Bruce Soord: We did, and you can tell. Especially with the modern prog connection, there’s a lot of people who wanted their sort of technical, difficult-to-describe music. And when we come along, with more melody and modern influences, I think some people didn’t get it. But most people did, and we got a great, great reaction. And everyone there was asking, “Why can’t you come and play my town?”
It’s really frustrating, because we’d love to just get on a bus and drive around America for a couple of months.
Bill Kopp: But that’s not practical, because the US is so spread out. And in my experience, rock acts are less likely to come to this part of the country (southern Appalachia) because it’s harder to get people out for that sort of show.
There are exceptions. A couple of years ago Smashing Pumpkins came here (Asheville NC) and played five nights at the Orange Peel. But in general it’s often prohibitive for acts to tour all over. Even American acts.
Bruce Soord: I was talking to our manager about that. I was asking, “What do you do?” We’d go on a tour bus maybe around the Northeast, and then you sort of turn east and drive across land until you get to San Francisco and L.A.! So it’s bizarre.
I’d love to, though. I’ll have to speak to Steven Wilson, to see what they do. Because I know they do a lot of dates around the States.

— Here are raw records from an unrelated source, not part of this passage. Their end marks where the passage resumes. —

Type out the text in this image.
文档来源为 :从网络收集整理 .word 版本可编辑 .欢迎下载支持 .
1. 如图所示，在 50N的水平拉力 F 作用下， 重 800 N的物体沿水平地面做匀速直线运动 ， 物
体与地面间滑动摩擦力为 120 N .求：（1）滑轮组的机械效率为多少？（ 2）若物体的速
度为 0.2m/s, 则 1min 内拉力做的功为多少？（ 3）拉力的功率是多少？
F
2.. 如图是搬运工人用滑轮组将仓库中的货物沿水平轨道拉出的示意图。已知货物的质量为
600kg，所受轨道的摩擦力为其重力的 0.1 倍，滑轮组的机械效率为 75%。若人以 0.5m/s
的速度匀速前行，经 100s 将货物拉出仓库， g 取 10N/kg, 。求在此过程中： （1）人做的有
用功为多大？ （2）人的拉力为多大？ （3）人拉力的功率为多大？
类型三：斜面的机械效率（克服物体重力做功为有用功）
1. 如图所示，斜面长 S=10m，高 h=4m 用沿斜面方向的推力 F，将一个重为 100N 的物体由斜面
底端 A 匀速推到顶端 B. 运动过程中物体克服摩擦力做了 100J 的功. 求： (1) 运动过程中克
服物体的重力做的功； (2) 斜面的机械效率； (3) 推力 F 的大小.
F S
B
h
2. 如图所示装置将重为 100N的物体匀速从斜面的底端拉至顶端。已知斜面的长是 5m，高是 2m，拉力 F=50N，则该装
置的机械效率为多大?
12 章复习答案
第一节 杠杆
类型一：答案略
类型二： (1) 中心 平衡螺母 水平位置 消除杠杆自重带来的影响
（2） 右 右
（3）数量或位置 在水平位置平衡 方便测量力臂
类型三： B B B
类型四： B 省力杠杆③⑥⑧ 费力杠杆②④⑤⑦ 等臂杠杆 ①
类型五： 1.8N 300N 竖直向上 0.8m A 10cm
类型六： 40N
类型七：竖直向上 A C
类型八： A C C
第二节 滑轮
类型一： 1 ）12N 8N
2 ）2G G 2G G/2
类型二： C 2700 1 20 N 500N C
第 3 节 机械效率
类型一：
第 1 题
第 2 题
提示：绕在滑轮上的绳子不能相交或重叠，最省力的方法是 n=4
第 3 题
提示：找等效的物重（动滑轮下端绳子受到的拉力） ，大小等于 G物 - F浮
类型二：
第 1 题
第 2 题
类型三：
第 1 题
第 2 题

Bill Kopp: Not to belabor the comparison, but I think that anyone who enjoys what Porcupine Tree does would be interested in what you’re doing. In the same way that someone who likes Pink Floyd might like Led Zeppelin.
Bruce Soord: [laughs] You’ve taken one of my quotes almost exactly! People keep saying the Porcupine Tree thing, or the Radiohead thing. And I say, yeah, well, in the rock arena we’re not really a million miles away compared to, say, Celine Dion. We still make completely different music, but…yeah.